Wednesday 22 December 2010

Balance.

My fingers hurt and I’m happy about it.

Perhaps I should explain a little and take you back to the start of the day.

This morning when I left for work we had snow and ice on the ground, my breath crystallised in the air and my nose quickly chilled. I was off to one of my favourite gardens, a beautiful place the owners had built up from nothing over the past 9 years that wrapped around a Virginia Creepered house and was quietly tucked away behind a large pair of private gates. As no one had been out in the garden much since the previous week most of the snow that had fallen was still un-trodden (though I did notice a set of prints across the crisp lawn) and it lay tranquil before me.
Now you may be thinking what can I be doing in a garden that is so covered? And you’d be right to think that. The ground was solid and impenetrable to spade or fork, plants lay shroud in a blanket of snow and I was already frozen before I had even started.
Well in truth there wasn’t a huge amount I could do but there are always a few jobs and today I had a large voracious rambling rose that had maybe been pruned once or twice in the time it had been in. It had now reached such proportions that it filled most the area around it with most of the flowers ending up hanging over the other side of their neighbours’ wall; it was in serious need of a good taming.

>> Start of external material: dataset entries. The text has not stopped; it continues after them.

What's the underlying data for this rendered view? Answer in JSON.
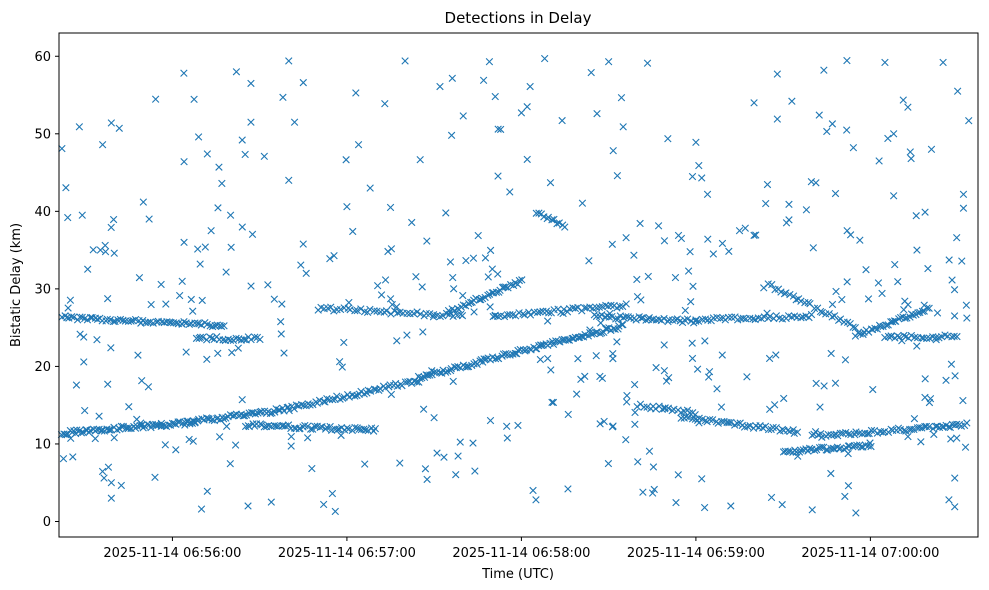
{
  "chart_data": {
    "type": "scatter",
    "title": "Detections in Delay",
    "xlabel": "Time (UTC)",
    "ylabel": "Bistatic Delay (km)",
    "marker": "x",
    "color": "#1f77b4",
    "grid": false,
    "xlim": [
      "2025-11-14 06:55:21",
      "2025-11-14 07:00:37"
    ],
    "ylim": [
      -2,
      63
    ],
    "x_ticks": [
      "2025-11-14 06:56:00",
      "2025-11-14 06:57:00",
      "2025-11-14 06:58:00",
      "2025-11-14 06:59:00",
      "2025-11-14 07:00:00"
    ],
    "y_ticks": [
      0,
      10,
      20,
      30,
      40,
      50,
      60
    ],
    "series": [
      {
        "name": "",
        "tracks": [
          {
            "start": "2025-11-14 06:55:22",
            "end": "2025-11-14 06:56:08",
            "y0": 11.4,
            "y1": 12.8,
            "count": 70
          },
          {
            "start": "2025-11-14 06:56:05",
            "end": "2025-11-14 06:56:40",
            "y0": 12.8,
            "y1": 14.5,
            "count": 50
          },
          {
            "start": "2025-11-14 06:56:40",
            "end": "2025-11-14 06:57:25",
            "y0": 14.6,
            "y1": 18.2,
            "count": 55
          },
          {
            "start": "2025-11-14 06:57:25",
            "end": "2025-11-14 06:58:05",
            "y0": 18.5,
            "y1": 22.5,
            "count": 55
          },
          {
            "start": "2025-11-14 06:58:05",
            "end": "2025-11-14 06:58:35",
            "y0": 22.5,
            "y1": 25.2,
            "count": 45
          },
          {
            "start": "2025-11-14 06:55:22",
            "end": "2025-11-14 06:56:18",
            "y0": 26.3,
            "y1": 25.3,
            "count": 65
          },
          {
            "start": "2025-11-14 06:56:08",
            "end": "2025-11-14 06:56:30",
            "y0": 23.6,
            "y1": 23.6,
            "count": 25
          },
          {
            "start": "2025-11-14 06:56:25",
            "end": "2025-11-14 06:57:10",
            "y0": 12.4,
            "y1": 11.8,
            "count": 55
          },
          {
            "start": "2025-11-14 06:56:50",
            "end": "2025-11-14 06:57:40",
            "y0": 27.5,
            "y1": 26.5,
            "count": 45
          },
          {
            "start": "2025-11-14 06:57:35",
            "end": "2025-11-14 06:58:00",
            "y0": 27.0,
            "y1": 31.0,
            "count": 35
          },
          {
            "start": "2025-11-14 06:57:50",
            "end": "2025-11-14 06:58:35",
            "y0": 26.5,
            "y1": 27.8,
            "count": 45
          },
          {
            "start": "2025-11-14 06:58:25",
            "end": "2025-11-14 06:59:00",
            "y0": 26.5,
            "y1": 25.8,
            "count": 40
          },
          {
            "start": "2025-11-14 06:58:05",
            "end": "2025-11-14 06:58:15",
            "y0": 40.0,
            "y1": 38.0,
            "count": 12
          },
          {
            "start": "2025-11-14 06:58:40",
            "end": "2025-11-14 06:59:00",
            "y0": 15.0,
            "y1": 14.0,
            "count": 20
          },
          {
            "start": "2025-11-14 06:58:55",
            "end": "2025-11-14 06:59:35",
            "y0": 13.5,
            "y1": 11.5,
            "count": 45
          },
          {
            "start": "2025-11-14 06:59:00",
            "end": "2025-11-14 06:59:40",
            "y0": 26.0,
            "y1": 26.5,
            "count": 40
          },
          {
            "start": "2025-11-14 06:59:30",
            "end": "2025-11-14 07:00:00",
            "y0": 9.0,
            "y1": 9.8,
            "count": 40
          },
          {
            "start": "2025-11-14 06:59:40",
            "end": "2025-11-14 07:00:33",
            "y0": 11.0,
            "y1": 12.5,
            "count": 60
          },
          {
            "start": "2025-11-14 06:59:25",
            "end": "2025-11-14 06:59:55",
            "y0": 30.5,
            "y1": 25.0,
            "count": 30
          },
          {
            "start": "2025-11-14 06:59:55",
            "end": "2025-11-14 07:00:20",
            "y0": 24.0,
            "y1": 27.5,
            "count": 35
          },
          {
            "start": "2025-11-14 07:00:05",
            "end": "2025-11-14 07:00:30",
            "y0": 23.8,
            "y1": 23.8,
            "count": 25
          }
        ],
        "scattered": [
          [
            "2025-11-14 06:55:22",
            48.1
          ],
          [
            "2025-11-14 06:55:24",
            39.2
          ],
          [
            "2025-11-14 06:55:28",
            50.9
          ],
          [
            "2025-11-14 06:55:29",
            39.5
          ],
          [
            "2025-11-14 06:55:36",
            48.6
          ],
          [
            "2025-11-14 06:55:39",
            51.4
          ],
          [
            "2025-11-14 06:55:37",
            34.8
          ],
          [
            "2025-11-14 06:55:40",
            34.6
          ],
          [
            "2025-11-14 06:55:27",
            17.6
          ],
          [
            "2025-11-14 06:55:38",
            7.0
          ],
          [
            "2025-11-14 06:55:39",
            5.0
          ],
          [
            "2025-11-14 06:55:39",
            3.0
          ],
          [
            "2025-11-14 06:55:45",
            14.8
          ],
          [
            "2025-11-14 06:55:50",
            41.2
          ],
          [
            "2025-11-14 06:55:52",
            39.0
          ],
          [
            "2025-11-14 06:55:54",
            5.7
          ],
          [
            "2025-11-14 06:56:04",
            46.4
          ],
          [
            "2025-11-14 06:56:04",
            36.0
          ],
          [
            "2025-11-14 06:56:09",
            49.6
          ],
          [
            "2025-11-14 06:56:12",
            47.4
          ],
          [
            "2025-11-14 06:56:10",
            1.6
          ],
          [
            "2025-11-14 06:56:12",
            3.9
          ],
          [
            "2025-11-14 06:56:16",
            45.7
          ],
          [
            "2025-11-14 06:56:17",
            43.6
          ],
          [
            "2025-11-14 06:56:20",
            39.5
          ],
          [
            "2025-11-14 06:56:22",
            58.0
          ],
          [
            "2025-11-14 06:56:24",
            49.2
          ],
          [
            "2025-11-14 06:56:27",
            56.5
          ],
          [
            "2025-11-14 06:56:27",
            51.5
          ],
          [
            "2025-11-14 06:56:26",
            2.0
          ],
          [
            "2025-11-14 06:56:34",
            2.5
          ],
          [
            "2025-11-14 06:56:38",
            54.7
          ],
          [
            "2025-11-14 06:56:40",
            59.4
          ],
          [
            "2025-11-14 06:56:40",
            44.0
          ],
          [
            "2025-11-14 06:56:42",
            51.5
          ],
          [
            "2025-11-14 06:56:45",
            56.6
          ],
          [
            "2025-11-14 06:56:46",
            32.0
          ],
          [
            "2025-11-14 06:56:52",
            2.2
          ],
          [
            "2025-11-14 06:56:55",
            3.6
          ],
          [
            "2025-11-14 06:56:56",
            1.3
          ],
          [
            "2025-11-14 06:57:00",
            40.6
          ],
          [
            "2025-11-14 06:57:02",
            37.4
          ],
          [
            "2025-11-14 06:57:04",
            48.6
          ],
          [
            "2025-11-14 06:57:08",
            43.0
          ],
          [
            "2025-11-14 06:57:15",
            40.5
          ],
          [
            "2025-11-14 06:57:20",
            59.4
          ],
          [
            "2025-11-14 06:57:27",
            6.8
          ],
          [
            "2025-11-14 06:57:32",
            56.1
          ],
          [
            "2025-11-14 06:57:34",
            39.8
          ],
          [
            "2025-11-14 06:57:36",
            49.8
          ],
          [
            "2025-11-14 06:57:40",
            52.3
          ],
          [
            "2025-11-14 06:57:44",
            6.5
          ],
          [
            "2025-11-14 06:57:47",
            56.9
          ],
          [
            "2025-11-14 06:57:49",
            59.3
          ],
          [
            "2025-11-14 06:57:51",
            54.8
          ],
          [
            "2025-11-14 06:57:52",
            50.6
          ],
          [
            "2025-11-14 06:57:56",
            42.5
          ],
          [
            "2025-11-14 06:58:00",
            52.7
          ],
          [
            "2025-11-14 06:58:03",
            56.1
          ],
          [
            "2025-11-14 06:58:04",
            4.0
          ],
          [
            "2025-11-14 06:58:05",
            2.8
          ],
          [
            "2025-11-14 06:58:02",
            46.7
          ],
          [
            "2025-11-14 06:58:08",
            59.7
          ],
          [
            "2025-11-14 06:58:10",
            43.7
          ],
          [
            "2025-11-14 06:58:14",
            51.7
          ],
          [
            "2025-11-14 06:58:16",
            4.2
          ],
          [
            "2025-11-14 06:58:24",
            57.9
          ],
          [
            "2025-11-14 06:58:26",
            52.6
          ],
          [
            "2025-11-14 06:58:30",
            59.3
          ],
          [
            "2025-11-14 06:58:33",
            44.6
          ],
          [
            "2025-11-14 06:58:35",
            50.9
          ],
          [
            "2025-11-14 06:58:36",
            36.6
          ],
          [
            "2025-11-14 06:58:40",
            7.7
          ],
          [
            "2025-11-14 06:59:00",
            48.9
          ],
          [
            "2025-11-14 06:59:01",
            45.9
          ],
          [
            "2025-11-14 06:59:02",
            44.3
          ],
          [
            "2025-11-14 06:59:04",
            42.2
          ],
          [
            "2025-11-14 06:59:02",
            5.5
          ],
          [
            "2025-11-14 06:59:03",
            1.8
          ],
          [
            "2025-11-14 06:59:12",
            2.0
          ],
          [
            "2025-11-14 06:59:15",
            37.5
          ],
          [
            "2025-11-14 06:59:20",
            54.0
          ],
          [
            "2025-11-14 06:59:24",
            41.0
          ],
          [
            "2025-11-14 06:59:28",
            57.7
          ],
          [
            "2025-11-14 06:59:28",
            51.9
          ],
          [
            "2025-11-14 06:59:32",
            40.9
          ],
          [
            "2025-11-14 06:59:32",
            38.9
          ],
          [
            "2025-11-14 06:59:33",
            54.2
          ],
          [
            "2025-11-14 06:59:26",
            3.1
          ],
          [
            "2025-11-14 06:59:38",
            40.2
          ],
          [
            "2025-11-14 06:59:44",
            58.2
          ],
          [
            "2025-11-14 06:59:45",
            50.3
          ],
          [
            "2025-11-14 06:59:48",
            42.3
          ],
          [
            "2025-11-14 06:59:52",
            37.5
          ],
          [
            "2025-11-14 06:59:55",
            1.1
          ],
          [
            "2025-11-14 06:59:40",
            1.5
          ],
          [
            "2025-11-14 07:00:05",
            59.2
          ],
          [
            "2025-11-14 07:00:06",
            49.4
          ],
          [
            "2025-11-14 07:00:08",
            50.0
          ],
          [
            "2025-11-14 07:00:08",
            42.0
          ],
          [
            "2025-11-14 07:00:14",
            46.8
          ],
          [
            "2025-11-14 07:00:16",
            35.0
          ],
          [
            "2025-11-14 07:00:21",
            48.0
          ],
          [
            "2025-11-14 07:00:25",
            59.2
          ],
          [
            "2025-11-14 07:00:27",
            2.8
          ],
          [
            "2025-11-14 07:00:30",
            55.5
          ],
          [
            "2025-11-14 07:00:32",
            42.2
          ],
          [
            "2025-11-14 07:00:32",
            40.4
          ],
          [
            "2025-11-14 07:00:29",
            1.9
          ],
          [
            "2025-11-14 07:00:29",
            5.6
          ],
          [
            "2025-11-14 07:00:26",
            18.2
          ],
          [
            "2025-11-14 07:00:33",
            27.9
          ],
          [
            "2025-11-14 07:00:03",
            46.5
          ],
          [
            "2025-11-14 06:58:58",
            34.8
          ],
          [
            "2025-11-14 06:59:06",
            34.5
          ],
          [
            "2025-11-14 06:59:20",
            36.9
          ]
        ],
        "random_fill_count": 320
      }
    ]
  }
}
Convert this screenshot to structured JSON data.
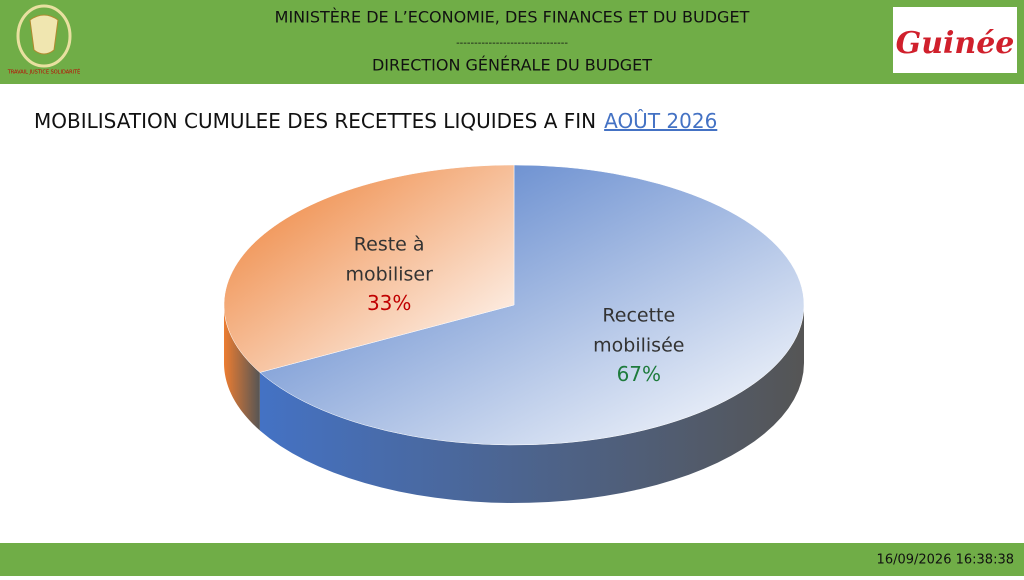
{
  "header": {
    "ministry": "MINISTÈRE DE L’ECONOMIE, DES FINANCES ET DU BUDGET",
    "separator": "-------------------------------",
    "direction": "DIRECTION GÉNÉRALE DU BUDGET",
    "motto": "TRAVAIL JUSTICE SOLIDARITÉ",
    "logo_text": "Guinée"
  },
  "chart_data": {
    "type": "pie",
    "title": "MOBILISATION CUMULEE DES RECETTES LIQUIDES A FIN",
    "title_period": "AOÛT 2026",
    "categories": [
      "Recette mobilisée",
      "Reste à mobiliser"
    ],
    "values": [
      67,
      33
    ],
    "value_labels": [
      "67%",
      "33%"
    ],
    "colors": [
      "#4472c4",
      "#ed7d31"
    ],
    "label_colors": [
      "#1e7b3c",
      "#c00000"
    ]
  },
  "footer": {
    "timestamp": "16/09/2026 16:38:38"
  }
}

Amongst the tangle of snaggly branches there was much dead wood to be removed, the odd sneaky bramble limb trying to blend with the rose thorns around it, innumerable Ash seedlings, long strands of couch grass and a roll of wire fencing. As I say it was a large beast of a plant with truly vicious thorns though paradoxically small beautifully fragrant white flowers earlier in the year.
For most of the day I could be found trapped deep within, chopping out and taking down to the bare bones; leaving enough stem for any winters die back. It didn’t take too long to develop a large pile of dead and pruned rose beside me and here is where I began to run into trouble, you see behind me was the edge of the border and a drop of around five and a half feet whilst on the other side was a large hydrangea that the rose had also grown into. I was effectively trapped and tangled in the as yet unpruned part of the rose whilst also needing to chop an equally thorny wall up and drop into the garden bin.

I know some gardeners who will swear by a good pair of gloves. I’m not one of them. I like to get my hands dirty and physically make contact with whatever job I’m doing, even when that involves personal injury to me. There’s just something that feels right about soil under the fingernails and having to pick the spines out when you stop for a cuppa. Without wanting to sound too hippie, it’s all about the connection between the work and yourself, the days toil being written onto your hands.

After 6 hours of hacking, chopping, swearing, pruning, bleeding and sawing the rose was about two thirds done, my hands and fingers ached from the cold and thorns but overall I was a happy man.
You see this is what gardening’s about to me, it’s all very well pottering about in the summer stripped down to shorts and t-shirt whilst bees buzz about the numerous flowers but there’s always the balance. The days of cold drizzle when you’ve just discovered the water seeping through your jacket and you’ve still jobs to get done, the clearing rotting leaves from the gutters and bottom of ponds, the accidental hand in slightly buried cat poo and of course the pruning of large vicious shrubs.

So at the end of the day when I’m relaxing at home, a fresh cup of tea in hand and a reassuring ache in my hands I know it’s not only been a good day but that in some small way I’ve made a garden a little bit nicer and the world a little less thorny.